Der Oberste Palastwächter von Memphis hätte sich auch
lieber in seine Amtsräume zurückgezogen und das Fest des ersten Tags des neuen
Jahres abgewartet, wenn in die von Furcht befreiten Herzen jubelnde Freude
einzog. Aber Königin Tuja hatte ihn rufen lassen, und nun rätselte er über den
Anlaß für diese Vorladung. Im allgemeinen hatte er keinen Zugang zur großen
königlichen Gemahlin, deren Kammerdiener ihm die Befehle überbrachte. Wie
erklärte sich also dieses ungewöhnliche Vorgehen?
Die hohe Dame flößte ihm, wie vielen Würdenträgern,
große Furcht ein. Der ägyptische Hof mußte Vorbild sein, daran hielt sie fest
und duldete keinerlei Nachlässigkeit. Ihr zu mißfallen war eine Verfehlung, die
nicht mehr gutzumachen war.
Bisher hatte der Oberste Palastwächter sich nicht
sonderlich plagen müssen, war weder gelobt noch getadelt worden und ohne
Mißhelligkeiten vorangekommen. Er verstand es, nicht aufzufallen und sich an
dem zugewiesenen Platz zu behaupten. Seit er dieses Amt übernommen hatte, war
die Ruhe des Palastes durch keinen Zwischenfall gestört worden.
Kein Zwischenfall, abgesehen von dieser Vorladung.
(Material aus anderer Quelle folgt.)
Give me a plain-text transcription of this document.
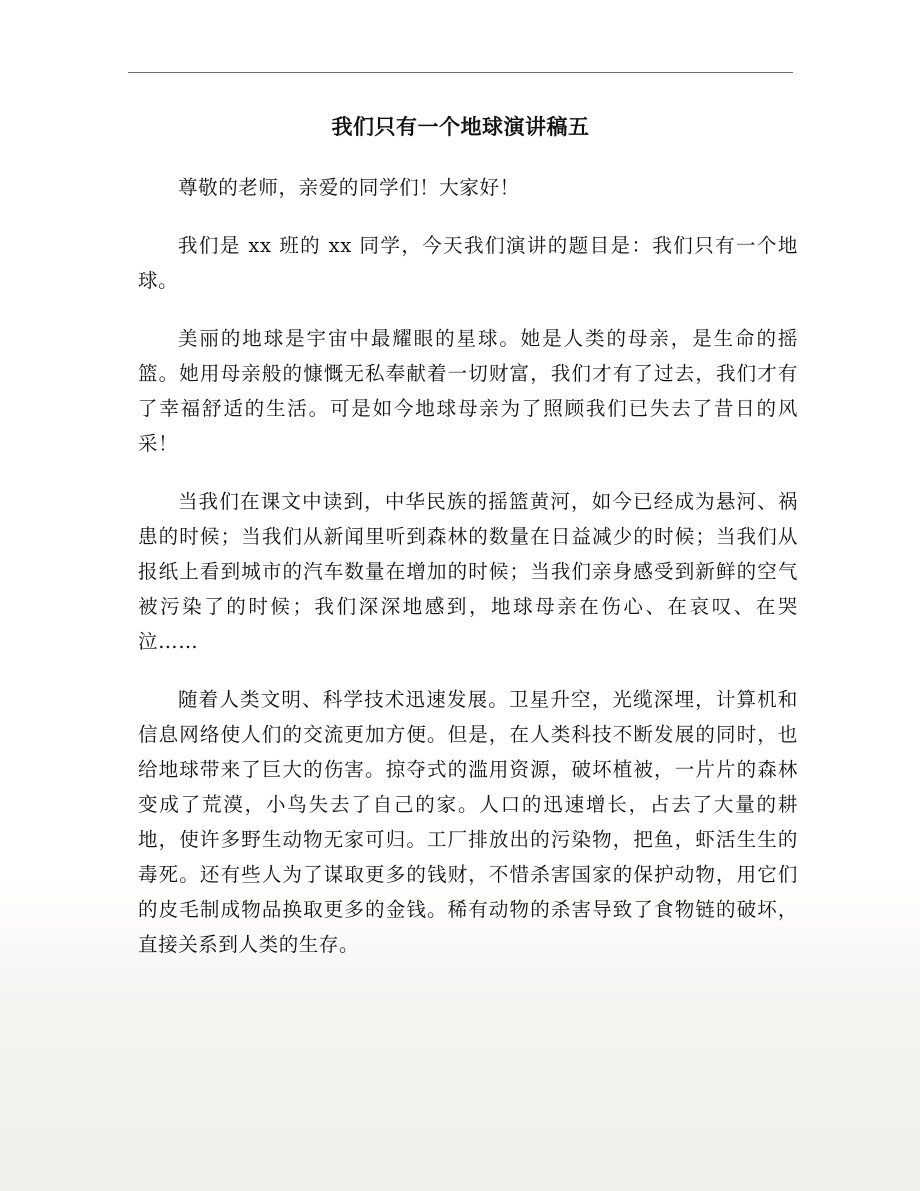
我们只有一个地球演讲稿五

尊敬的老师，亲爱的同学们！大家好！

我们是 xx 班的 xx 同学，今天我们演讲的题目是：我们只有一个地球。

美丽的地球是宇宙中最耀眼的星球。她是人类的母亲，是生命的摇篮。她用母亲般的慷慨无私奉献着一切财富，我们才有了过去，我们才有了幸福舒适的生活。可是如今地球母亲为了照顾我们已失去了昔日的风采！

当我们在课文中读到，中华民族的摇篮黄河，如今已经成为悬河、祸患的时候；当我们从新闻里听到森林的数量在日益减少的时候；当我们从报纸上看到城市的汽车数量在增加的时候；当我们亲身感受到新鲜的空气被污染了的时候；我们深深地感到，地球母亲在伤心、在哀叹、在哭泣……

随着人类文明、科学技术迅速发展。卫星升空，光缆深埋，计算机和信息网络使人们的交流更加方便。但是，在人类科技不断发展的同时，也给地球带来了巨大的伤害。掠夺式的滥用资源，破坏植被，一片片的森林变成了荒漠，小鸟失去了自己的家。人口的迅速增长，占去了大量的耕地，使许多野生动物无家可归。工厂排放出的污染物，把鱼，虾活生生的毒死。还有些人为了谋取更多的钱财，不惜杀害国家的保护动物，用它们的皮毛制成物品换取更多的金钱。稀有动物的杀害导致了食物链的破坏，直接关系到人类的生存。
Sollte ihn einer seiner Untergebenen, der auf seinen
Posten lauerte, verleumdet haben? Ein Günstling der königlichen Familie ihn
vernichten wollen? Was könnte man ihm vorwerfen? Die Fragen stürmten auf ihn
ein und hämmerten in seinem Kopf. Der Oberste Palastwächter zitterte am ganzen
Leib, und seine Augen zwinkerten nervös, als er in den Audienzsaal vorgelassen
wurde, wo sich die Königin befand. Obwohl er größer war als sie, erschien sie
ihm gewaltig.
Er warf sich zu Boden.
»Majestät, die Götter seien dir gewogen und…«
»Genug der hohlen Worte; setz dich.«
Die große königliche Gemahlin wies ihm einen bequemen
Stuhl an. Er wagte nicht, zu ihr aufzublicken. Wie konnte eine so zierliche
Frau so viel Macht ausstrahlen?
»Du weißt vermutlich, daß ein Stallknecht einen Anschlag
auf Ramses verübt hat.«
»Ja, Majestät.«
»Du weißt ebenfalls, daß nach dem Wagenlenker gesucht
wird, der Ramses zur Jagd begleitet hat und vielleicht der Anstifter dieses
Verbrechens ist.«
»Ja, Majestät.«
»Gewiß bist du im Bilde über den Stand der Nachforschungen.«
»Sie könnten sich als langwierig und schwierig
erweisen.«
»Sie könnten? Eine merkwürdige Ausdrucksweise!
Solltest du fürchten, die Wahrheit herauszufinden?«
Wie von einer Wespe gestochen, sprang der Mann auf.
»Natürlich nicht! Ich…«
»Setz dich und hör mir aufmerksam zu. Ich habe den
Eindruck, als solle dieser Vorfall totgeschwiegen und heruntergespielt werden.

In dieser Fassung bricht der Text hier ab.